Saturday, August 18, 2012

Mortgage loans boost results for Wells Fargo -

Wells Fargo reported higher earnings, higher revenue and a record number of mortgage applications on Friday.

It's just that nobody was paying all that much attention.

The spotlight instead was on JPMorgan Chase, where executives fielded questions about a giant $5.8 billion trading loss.

Then again, that's the way Wells Fargo usually works: getting ahead by staying under the radar.

The comparison was not lost on Wells Fargo's chief financial officer, Tim Sloan.
"It's not that we don't make mistakes," he said in an interview with the Associated Press. "But we don't take on a risk and then decide that the way we get comfortable with it is by hedging it. We just don't do it in the first place."

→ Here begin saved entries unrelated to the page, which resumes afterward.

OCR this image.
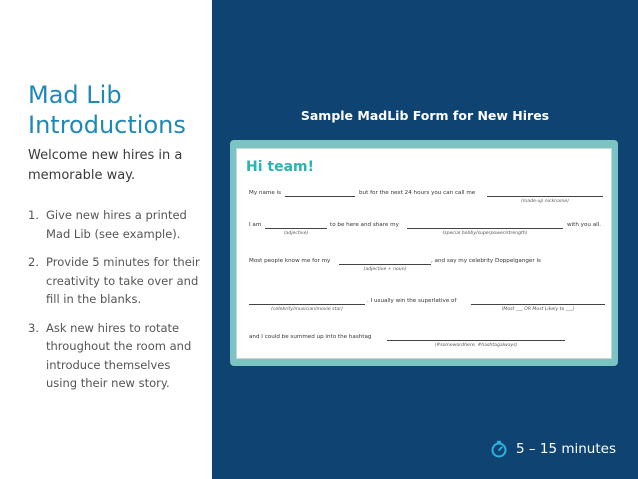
Mad Lib Introductions

Welcome new hires in a memorable way.

1. Give new hires a printed Mad Lib (see example).
2. Provide 5 minutes for their creativity to take over and fill in the blanks.
3. Ask new hires to rotate throughout the room and introduce themselves using their new story.
Sample MadLib Form for New Hires
Hi team!
My name is	but for the next 24 hours you can call me
(made-up nickname)
I am
(adjective)
to be here and share my
(special hobby/superpower/strength)
with you all.
Most people know me for my
(adjective + noun)
, and say my celebrity Doppelganger is
(celebrity/musician/movie star)
. I usually win the superlative of
(Most ___ OR Most Likely to ___)
and I could be summed up into the hashtag
(#somewordhere, #hashtagalways)
5 – 15 minutes
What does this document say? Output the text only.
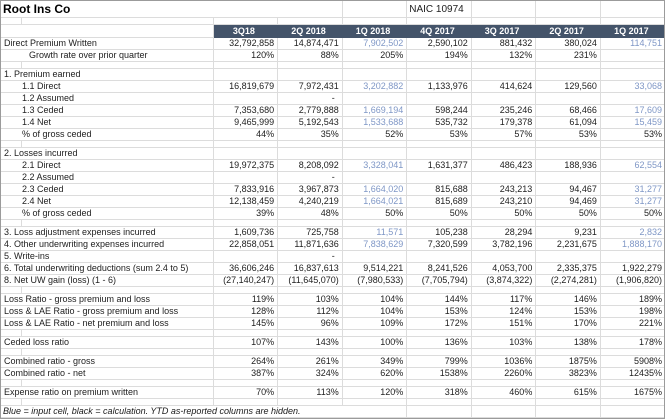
Root Ins Co				NAIC 10974			

	3Q18	2Q 2018	1Q 2018	4Q 2017	3Q 2017	2Q 2017	1Q 2017
Direct Premium Written	32,792,858	14,874,471	7,902,502	2,590,102	881,432	380,024	114,751
Growth rate over prior quarter	120%	88%	205%	194%	132%	231%	

1. Premium earned							
1.1 Direct	16,819,679	7,972,431	3,202,882	1,133,976	414,624	129,560	33,068
1.2 Assumed		-					
1.3 Ceded	7,353,680	2,779,888	1,669,194	598,244	235,246	68,466	17,609
1.4 Net	9,465,999	5,192,543	1,533,688	535,732	179,378	61,094	15,459
% of gross ceded	44%	35%	52%	53%	57%	53%	53%

2. Losses incurred							
2.1 Direct	19,972,375	8,208,092	3,328,041	1,631,377	486,423	188,936	62,554
2.2 Assumed		-					
2.3 Ceded	7,833,916	3,967,873	1,664,020	815,688	243,213	94,467	31,277
2.4 Net	12,138,459	4,240,219	1,664,021	815,689	243,210	94,469	31,277
% of gross ceded	39%	48%	50%	50%	50%	50%	50%

3. Loss adjustment expenses incurred	1,609,736	725,758	11,571	105,238	28,294	9,231	2,832
4. Other underwriting expenses incurred	22,858,051	11,871,636	7,838,629	7,320,599	3,782,196	2,231,675	1,888,170
5. Write-ins		-					
6. Total underwriting deductions (sum 2.4 to 5)	36,606,246	16,837,613	9,514,221	8,241,526	4,053,700	2,335,375	1,922,279
8. Net UW gain (loss) (1 - 6)	(27,140,247)	(11,645,070)	(7,980,533)	(7,705,794)	(3,874,322)	(2,274,281)	(1,906,820)

Loss Ratio - gross premium and loss	119%	103%	104%	144%	117%	146%	189%
Loss & LAE Ratio - gross premium and loss	128%	112%	104%	153%	124%	153%	198%
Loss & LAE Ratio - net premium and loss	145%	96%	109%	172%	151%	170%	221%

Ceded loss ratio	107%	143%	100%	136%	103%	138%	178%

Combined ratio - gross	264%	261%	349%	799%	1036%	1875%	5908%
Combined ratio - net	387%	324%	620%	1538%	2260%	3823%	12435%

Expense ratio on premium written	70%	113%	120%	318%	460%	615%	1675%

Blue = input cell, black = calculation. YTD as-reported columns are hidden.							
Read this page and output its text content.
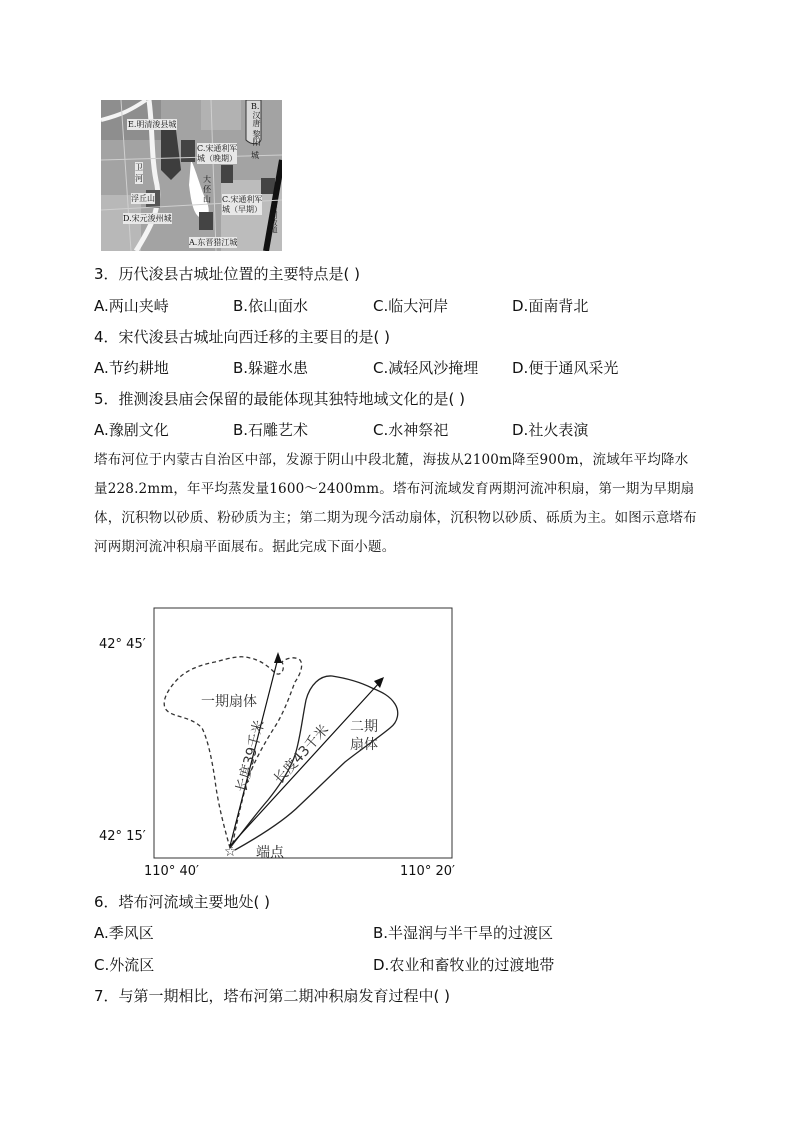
E.明清浚县城
B.
汉唐
黎阳
城
C.宋通利军
城（晚期）
卫
河	大
伾
山
浮丘山	C.宋通利军
城（早期）
D.宋元浚州城
A.东晋猎江城
黄河故道
3．历代浚县古城址位置的主要特点是( )
A.两山夹峙	B.依山面水	C.临大河岸	D.面南背北
4．宋代浚县古城址向西迁移的主要目的是( )
A.节约耕地	B.躲避水患	C.减轻风沙掩埋 D.便于通风采光
5．推测浚县庙会保留的最能体现其独特地域文化的是( )
A.豫剧文化	B.石雕艺术	C.水神祭祀	D.社火表演
塔布河位于内蒙古自治区中部，发源于阴山中段北麓，海拔从2100m降至900m，流域年平均降水量228.2mm，年平均蒸发量1600～2400mm。塔布河流域发育两期河流冲积扇，第一期为早期扇体，沉积物以砂质、粉砂质为主；第二期为现今活动扇体，沉积物以砂质、砾质为主。如图示意塔布河两期河流冲积扇平面展布。据此完成下面小题。
☆
42° 45′
42° 15′
110° 40′	110° 20′
一期扇体
二期
扇体
长度39千米 长度43千米
端点
6．塔布河流域主要地处( )
A.季风区	B.半湿润与半干旱的过渡区
C.外流区	D.农业和畜牧业的过渡地带
7．与第一期相比，塔布河第二期冲积扇发育过程中( )
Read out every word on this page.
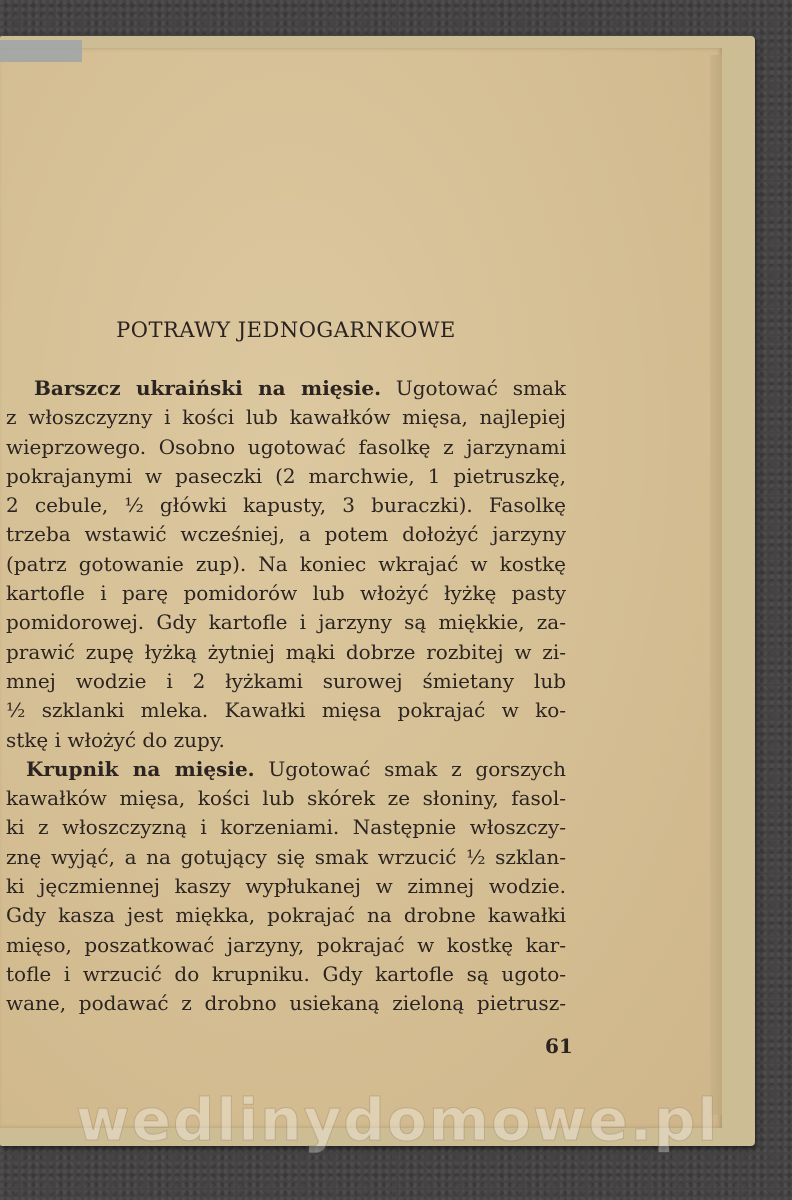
POTRAWY JEDNOGARNKOWE
Barszcz ukraiński na mięsie. Ugotować smak
z włoszczyzny i kości lub kawałków mięsa, najlepiej
wieprzowego. Osobno ugotować fasolkę z jarzynami
pokrajanymi w paseczki (2 marchwie, 1 pietruszkę,
2 cebule, ½ główki kapusty, 3 buraczki). Fasolkę
trzeba wstawić wcześniej, a potem dołożyć jarzyny
(patrz gotowanie zup). Na koniec wkrajać w kostkę
kartofle i parę pomidorów lub włożyć łyżkę pasty
pomidorowej. Gdy kartofle i jarzyny są miękkie, za-
prawić zupę łyżką żytniej mąki dobrze rozbitej w zi-
mnej wodzie i 2 łyżkami surowej śmietany lub
½ szklanki mleka. Kawałki mięsa pokrajać w ko-
stkę i włożyć do zupy.
Krupnik na mięsie. Ugotować smak z gorszych
kawałków mięsa, kości lub skórek ze słoniny, fasol-
ki z włoszczyzną i korzeniami. Następnie włoszczy-
znę wyjąć, a na gotujący się smak wrzucić ½ szklan-
ki jęczmiennej kaszy wypłukanej w zimnej wodzie.
Gdy kasza jest miękka, pokrajać na drobne kawałki
mięso, poszatkować jarzyny, pokrajać w kostkę kar-
tofle i wrzucić do krupniku. Gdy kartofle są ugoto-
wane, podawać z drobno usiekaną zieloną pietrusz-
61
wedlinydomowe.pl
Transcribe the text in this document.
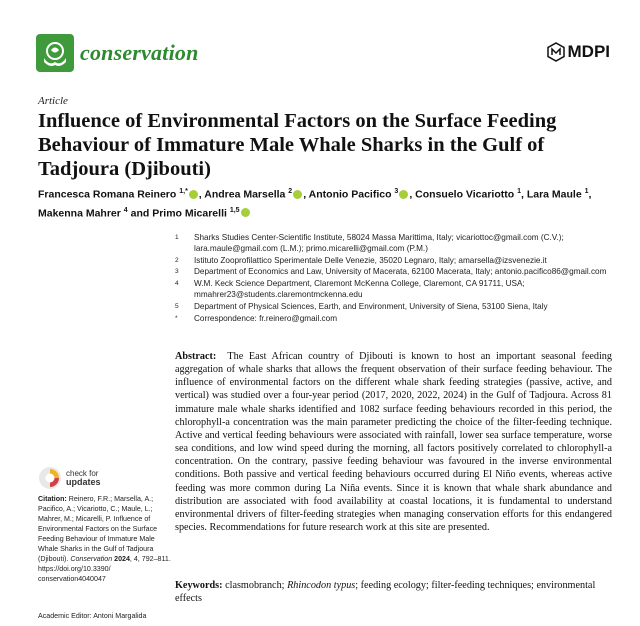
conservation	MDPI
Article
Influence of Environmental Factors on the Surface Feeding Behaviour of Immature Male Whale Sharks in the Gulf of Tadjoura (Djibouti)
Francesca Romana Reinero $^{1,*}$ , Andrea Marsella $^2$ , Antonio Pacifico $^3$ , Consuelo Vicariotto $^1$, Lara Maule $^1$,
Makenna Mahrer $^4$ and Primo Micarelli $^{1,5}$
1	Sharks Studies Center-Scientific Institute, 58024 Massa Marittima, Italy; vicariottoc@gmail.com (C.V.); lara.maule@gmail.com (L.M.); primo.micarelli@gmail.com (P.M.)
2	Istituto Zooprofilattico Sperimentale Delle Venezie, 35020 Legnaro, Italy; amarsella@izsvenezie.it
3	Department of Economics and Law, University of Macerata, 62100 Macerata, Italy; antonio.pacifico86@gmail.com
4	W.M. Keck Science Department, Claremont McKenna College, Claremont, CA 91711, USA; mmahrer23@students.claremontmckenna.edu
5	Department of Physical Sciences, Earth, and Environment, University of Siena, 53100 Siena, Italy
*	Correspondence: fr.reinero@gmail.com
check for
updates
Citation: Reinero, F.R.; Marsella, A.; Pacifico, A.; Vicariotto, C.; Maule, L.; Mahrer, M.; Micarelli, P. Influence of Environmental Factors on the Surface Feeding Behaviour of Immature Male Whale Sharks in the Gulf of Tadjoura (Djibouti). Conservation 2024, 4, 792–811. https://doi.org/10.3390/ conservation4040047
Academic Editor: Antoni Margalida
Abstract: The East African country of Djibouti is known to host an important seasonal feeding aggregation of whale sharks that allows the frequent observation of their surface feeding behaviour. The influence of environmental factors on the different whale shark feeding strategies (passive, active, and vertical) was studied over a four-year period (2017, 2020, 2022, 2024) in the Gulf of Tadjoura. Across 81 immature male whale sharks identified and 1082 surface feeding behaviours recorded in this period, the chlorophyll-a concentration was the main parameter predicting the choice of the filter-feeding technique. Active and vertical feeding behaviours were associated with rainfall, lower sea surface temperature, worse sea conditions, and low wind speed during the morning, all factors positively correlated to chlorophyll-a concentration. On the contrary, passive feeding behaviour was favoured in the inverse environmental conditions. Both passive and vertical feeding behaviours occurred during El Niño events, whereas active feeding was more common during La Niña events. Since it is known that whale shark abundance and distribution are associated with food availability at coastal locations, it is fundamental to understand environmental drivers of filter-feeding strategies when managing conservation efforts for this endangered species. Recommendations for future research work at this site are presented.
Keywords: clasmobranch; Rhincodon typus; feeding ecology; filter-feeding techniques; environmental effects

The bank, based in San Francisco far from its New York peers, was considered a large regional bank until the end of 2008, when it stepped onto the national scene by scooping up Wachovia, a major bank in the South that was teetering on the brink of collapse.

Wells Fargo has since staked its reputation on mortgages, churning out more loans than any other bank. It's fond of pointing out that, at least compared with peers, it relies more on plain-vanilla customer lending than investment-banking services that can carry big profits but also big risk. It's now the biggest U.S. bank by market value, a crown it took from JPMorgan.

When Moody's downgraded the ratings of most of the major banks last month, Wells Fargo escaped intact.